Mot wik-mungkan (langue de la côte ouest de la péninsule du cap York, en Australie) que l’universitaire et artiste Tyson Yunkaporta emploie et traduit lui-même par « nous-deux ». C’est une première personne, mais une première personne à deux : ni le « je » qui parle seul, ni le « nous » indistinct d’un groupe — une forme exacte pour le deux-en-relation, toi et moi en train de faire ceci ensemble, à l’instant. Le pronom porte une manière de connaître : la pensée n’a pas lieu dans une tête isolée mais entre des êtres reliés. Yunkaporta écrit dans ce pronom et y tire son lecteur, faisant de la page une relation plutôt qu’une transmission. Le français, qui n’a que « je » et « nous », n’a pas de mot pour les deux qui pensent.

c’est un pronom qui est commun dans les langues indigènes mais qu’on ne trouve pas en anglais ; c’est pourquoi je le traduis par « nous-deux »
Tyson Yunkaporta, Sand Talk, Sand Talk (sur la double première personne). Éditions Véga (Guy Trédaniel), 2021 ; éd. originale Text Publishing, 2019 · trad. Anne Delmas

Ngal est un pronom, et c’est par là qu’il déloge quelque chose. Les langues de la péninsule du cap York, dont le wik-mungkan que parle Tyson Yunkaporta, ont plus de premières personnes que l’anglais ou le français : à côté du « je » et du « nous », une forme pour nous-deux — toi et moi, ensemble, et personne d’autre. Là où notre grammaire ne sait qu’opposer l’un au multiple, ngal nomme précisément la paire.

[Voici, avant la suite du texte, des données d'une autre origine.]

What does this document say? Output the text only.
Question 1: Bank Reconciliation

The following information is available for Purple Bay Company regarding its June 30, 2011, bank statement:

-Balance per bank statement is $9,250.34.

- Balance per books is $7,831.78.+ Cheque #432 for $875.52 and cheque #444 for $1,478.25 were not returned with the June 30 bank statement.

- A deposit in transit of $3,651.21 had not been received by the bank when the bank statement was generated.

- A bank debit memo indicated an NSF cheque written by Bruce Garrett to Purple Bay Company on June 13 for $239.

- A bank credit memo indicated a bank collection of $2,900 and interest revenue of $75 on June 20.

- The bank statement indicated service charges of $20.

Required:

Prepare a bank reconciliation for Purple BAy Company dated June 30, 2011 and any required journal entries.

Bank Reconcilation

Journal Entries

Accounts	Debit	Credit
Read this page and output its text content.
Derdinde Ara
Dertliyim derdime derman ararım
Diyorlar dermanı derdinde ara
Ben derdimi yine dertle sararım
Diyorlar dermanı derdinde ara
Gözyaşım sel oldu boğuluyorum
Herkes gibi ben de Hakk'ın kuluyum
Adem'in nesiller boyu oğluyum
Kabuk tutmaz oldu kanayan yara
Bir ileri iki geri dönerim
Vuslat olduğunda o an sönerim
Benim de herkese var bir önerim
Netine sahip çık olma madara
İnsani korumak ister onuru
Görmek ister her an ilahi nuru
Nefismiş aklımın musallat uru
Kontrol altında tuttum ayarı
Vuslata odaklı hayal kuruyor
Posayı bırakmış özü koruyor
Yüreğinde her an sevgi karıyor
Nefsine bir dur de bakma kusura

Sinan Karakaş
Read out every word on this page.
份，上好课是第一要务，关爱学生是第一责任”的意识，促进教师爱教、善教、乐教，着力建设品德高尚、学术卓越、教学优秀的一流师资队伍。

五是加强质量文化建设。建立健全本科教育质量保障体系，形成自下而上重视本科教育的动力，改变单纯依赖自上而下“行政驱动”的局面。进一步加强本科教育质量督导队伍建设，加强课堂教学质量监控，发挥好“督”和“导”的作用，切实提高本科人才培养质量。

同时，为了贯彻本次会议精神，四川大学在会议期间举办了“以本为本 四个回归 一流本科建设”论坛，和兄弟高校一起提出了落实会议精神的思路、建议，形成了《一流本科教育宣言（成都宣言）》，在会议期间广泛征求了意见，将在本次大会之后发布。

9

Le mot ne décrit pas seulement une scène ; il porte une manière de connaître. Dans la pensée que Yunkaporta raconte de l’intérieur, rien n’existe hors de la relation : un savoir n’est pas une chose qu’on détient dans une tête isolée, mais ce qui circule entre des êtres, des lieux et leurs gardiens. Connaître, ce n’est pas se retirer pour être objectif, c’est se trouver pris dans le système qu’on observe. Ngal est le pronom de ce savoir-là : il faut être deux, déjà, pour qu’une pensée passe.

C’est ce qui le sépare de notre je pense. Notre première personne de la pensée est solitaire, garantie par le retrait du sujet ; ngal fait de la paire, avant tout « je », l’unité qui pense. Le mot appartient au même monde que l’akinananti shipibo — le travail qu’on fait ensemble — et que le biiskabiyang nishnaabeg, ce retour à soi qui se fait les mains occupées, jamais dans un dedans privé. Reste ce que ngal met à nu de notre langue : nous avons un mot pour le penseur seul, et aucun pour les deux qui pensent.